The D.C. safety bill has a longer legislative trail. Trump signed Executive Order 14252 on March 27, 2025. The D.C. Council responded within days by passing emergency measures to work around it. Republicans moved to lock the order into statute, and the House Natural Resources Committee marked up H.R. 5103 in December 2025, defeating two amendments from Ranking Member Jared Huffman (D-CA) on party-line votes.
Yes, but: The D.C. bill's core premise — that the capital is in crisis — is questionable. Rep. Eleanor Holmes Norton (D-DC) argued in her formal statement that the bill is "born out of flawed data," citing DOJ statistics showing violent crime in D.C. was down 35 percent in 2024 and at a 30-year low. Republicans cited a 35 percent homicide increase in 2023 and pointed to post-EO data showing a 58 percent drop in violent crime within one week of the order's implementation.
Partisan Perspectives
Republicans
Rep. Juan Ciscomani (R-AZ), the lead sponsor of H.R. 8029, was direct: "These professionals should never be caught in the middle of political games."
House Appropriations Chairman Tom Cole escalated: "This Democrat shutdown is disrupting critical missions and threatening the livelihoods of hardworking Americans."
Rep. Mark Alford (R-MO) kept it blunt: "This is the stupidest shutdown in history."
Democrats
Sen. Jacky Rosen (D-NV) offered the sharpest Democratic counter on the shutdown: "Republicans would rather see DHS shut down than pass commonsense guardrails on ICE."
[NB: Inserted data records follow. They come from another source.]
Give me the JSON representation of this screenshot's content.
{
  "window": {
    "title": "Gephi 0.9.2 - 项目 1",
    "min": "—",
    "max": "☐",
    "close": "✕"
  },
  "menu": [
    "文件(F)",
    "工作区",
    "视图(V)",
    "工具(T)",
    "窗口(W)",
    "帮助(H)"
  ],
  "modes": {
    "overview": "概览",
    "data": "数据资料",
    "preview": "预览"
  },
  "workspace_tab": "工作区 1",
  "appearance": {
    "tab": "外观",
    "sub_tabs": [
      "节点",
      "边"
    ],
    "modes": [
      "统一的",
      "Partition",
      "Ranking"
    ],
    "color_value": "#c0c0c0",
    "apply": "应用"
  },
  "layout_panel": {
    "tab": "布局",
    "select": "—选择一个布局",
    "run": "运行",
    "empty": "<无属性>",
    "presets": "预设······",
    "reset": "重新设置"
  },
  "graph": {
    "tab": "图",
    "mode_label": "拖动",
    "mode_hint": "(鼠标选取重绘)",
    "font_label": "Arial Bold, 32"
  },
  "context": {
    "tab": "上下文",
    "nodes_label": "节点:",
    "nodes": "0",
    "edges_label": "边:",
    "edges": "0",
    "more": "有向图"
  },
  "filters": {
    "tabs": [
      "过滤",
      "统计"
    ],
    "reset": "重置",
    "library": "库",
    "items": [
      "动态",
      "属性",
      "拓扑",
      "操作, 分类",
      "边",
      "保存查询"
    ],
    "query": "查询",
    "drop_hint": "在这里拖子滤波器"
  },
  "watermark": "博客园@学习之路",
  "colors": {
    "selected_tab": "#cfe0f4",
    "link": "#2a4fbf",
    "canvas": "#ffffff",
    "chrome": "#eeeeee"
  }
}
Rep. Gabe Amo (D-RI) flipped the frame entirely: "Trump and Congressional Republicans would rather let ICE terrorize communities than pay TSA agents."
Rep. Eleanor Holmes Norton (D-DC) on the D.C. bill: "Republican members of Congress, who are not accountable to D.C., have no business dictating the local laws of a city where 700,000 people live."
Notable: There were zero defections on either side. Every Republican who voted, voted yes. Every Democrat who voted, voted no. Independent Rep. Kevin Kiley of California sided with Republicans, providing the one non-Republican yes vote.
Political Stakes
For Republicans, this is a test of whether their razor-thin majority can deliver on a core promise: funding the agencies at the center of Trump's immigration enforcement agenda. A failed vote would have been a significant embarrassment heading into an already turbulent appropriations season.
For Democrats, the unified opposition is a deliberate posture — every vote against a DHS funding bill is a calculated bet that the public will blame Republicans for the shutdown, not Democrats for blocking it. That's a gamble with real consequences for the TSA workers and Coast Guard families caught in the middle.
For the Trump administration, the legislative package is a near-perfect alignment of priorities: DHS funding, federal control over D.C., and property rights enforcement abroad. The White House has not issued formal Statements of Administration Policy on each bill, but the administration's public posture — including President Trump's nomination of Sen. Markwayne Mullin as the next DHS Secretary — signals continued investment in the package's passage.
The Bottom Line
This vote is less about the legislation itself than about the arithmetic of a four-vote House majority. Every one of these bills passed its procedural hurdle because every Republican showed up and voted together. The Senate is a different story — H.R. 7147, the broader FY2026 consolidated appropriations vehicle, has already faced Senate cloture proceedings, and the DHS shutdown that H.R. 8029 is designed to end began precisely because the Senate couldn't get there.
The D.C. bill faces its own long road. Even if it clears the House, Senate Democrats have the tools to slow or block it — and Norton has made clear she intends to use every one of them.
The broader trend is unmistakable: Republicans are using their House majority to move legislation that codifies Trump executive actions into durable law, insulating them from future administrations. H.R. 5103 is the clearest example — a bill whose explicit purpose, as Rep. Pete Stauber (R-MN) stated at the December 2025 hearing, is to ensure that what one president does, the next cannot easily undo.